Mali (MNN) — Southern Baptist missionaries in West Africa are asking Christians around the world to pray for Mali after a military coup overthrew the government last week, reports the International Mission Board.

Wednesday night, soldiers stormed the capital city of Bamako and took over the palace of Malian President Amadou Toumani Toure. The coup leader gave an interview on state television, announcing an end to Toure's "incompetent" regime.

The coup sparked from a long history of conflict with the Touareg community. Violence has been exchanged between the Malian government and the Touaregs for decades.

The most recent uprising was reportedly driven by fighters returning from Libya. President Toure sent Malian soldiers to stop the conflict back in January, but it has yet to be resolved. In the meantime, a large number of soldiers have lost their lives. Toure had vowed to put an end to this Touareg uprising by the end of his term in April, reports Bloomberg.

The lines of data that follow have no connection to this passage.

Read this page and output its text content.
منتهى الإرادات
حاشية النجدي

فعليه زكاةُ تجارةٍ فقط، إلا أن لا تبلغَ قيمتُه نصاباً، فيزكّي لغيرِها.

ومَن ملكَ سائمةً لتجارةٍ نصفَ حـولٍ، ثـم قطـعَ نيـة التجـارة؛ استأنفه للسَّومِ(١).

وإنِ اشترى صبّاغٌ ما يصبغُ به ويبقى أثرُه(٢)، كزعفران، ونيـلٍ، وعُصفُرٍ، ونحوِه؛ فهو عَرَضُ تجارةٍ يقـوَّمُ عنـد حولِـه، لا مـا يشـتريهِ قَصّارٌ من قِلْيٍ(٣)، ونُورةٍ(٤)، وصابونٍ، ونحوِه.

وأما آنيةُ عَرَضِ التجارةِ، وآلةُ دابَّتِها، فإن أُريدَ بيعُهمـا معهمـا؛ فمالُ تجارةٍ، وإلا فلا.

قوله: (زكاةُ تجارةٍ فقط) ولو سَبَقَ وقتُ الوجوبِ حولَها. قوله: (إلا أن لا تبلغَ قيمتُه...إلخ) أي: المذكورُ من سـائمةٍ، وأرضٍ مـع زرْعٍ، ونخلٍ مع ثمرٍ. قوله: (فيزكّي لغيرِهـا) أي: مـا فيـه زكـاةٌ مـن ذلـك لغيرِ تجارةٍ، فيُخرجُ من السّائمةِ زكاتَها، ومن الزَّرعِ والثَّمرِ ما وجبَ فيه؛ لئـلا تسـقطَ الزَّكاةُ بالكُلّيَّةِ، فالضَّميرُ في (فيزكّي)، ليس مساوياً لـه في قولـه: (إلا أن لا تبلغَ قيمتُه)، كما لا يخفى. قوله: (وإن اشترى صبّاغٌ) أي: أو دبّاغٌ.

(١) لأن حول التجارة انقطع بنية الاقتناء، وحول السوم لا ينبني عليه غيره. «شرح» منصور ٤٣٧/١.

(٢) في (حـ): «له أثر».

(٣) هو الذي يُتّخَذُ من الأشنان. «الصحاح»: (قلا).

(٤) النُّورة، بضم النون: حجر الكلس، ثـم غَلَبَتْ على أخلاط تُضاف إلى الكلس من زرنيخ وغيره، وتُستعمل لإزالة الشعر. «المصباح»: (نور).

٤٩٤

Toure was a military leader of a coup that overtook the last Malian regime. He was scheduled to step down from office next month, and elections were to be held on April 29. Now it is unlikely that those elections will take place.

The coup has been condemned by the African Union, the European Union, the United States and others. Aid has been suspended from many nations, a problem for the poor nation.

Southern Baptist missionaries are asking for prayer that God would give world leaders wisdom and that He would provide a peaceful solution to this conflict. They ask for special prayers for protection for women and children in Mali, as they are often targets of violence and abuse during periods of unrest.

Most importantly, pray that God will use this situation to open opportunities for the Gospel to provide hope for Malians who do not know Christ. Mali is a mostly Muslim country, and less than one percent are evangelical believers.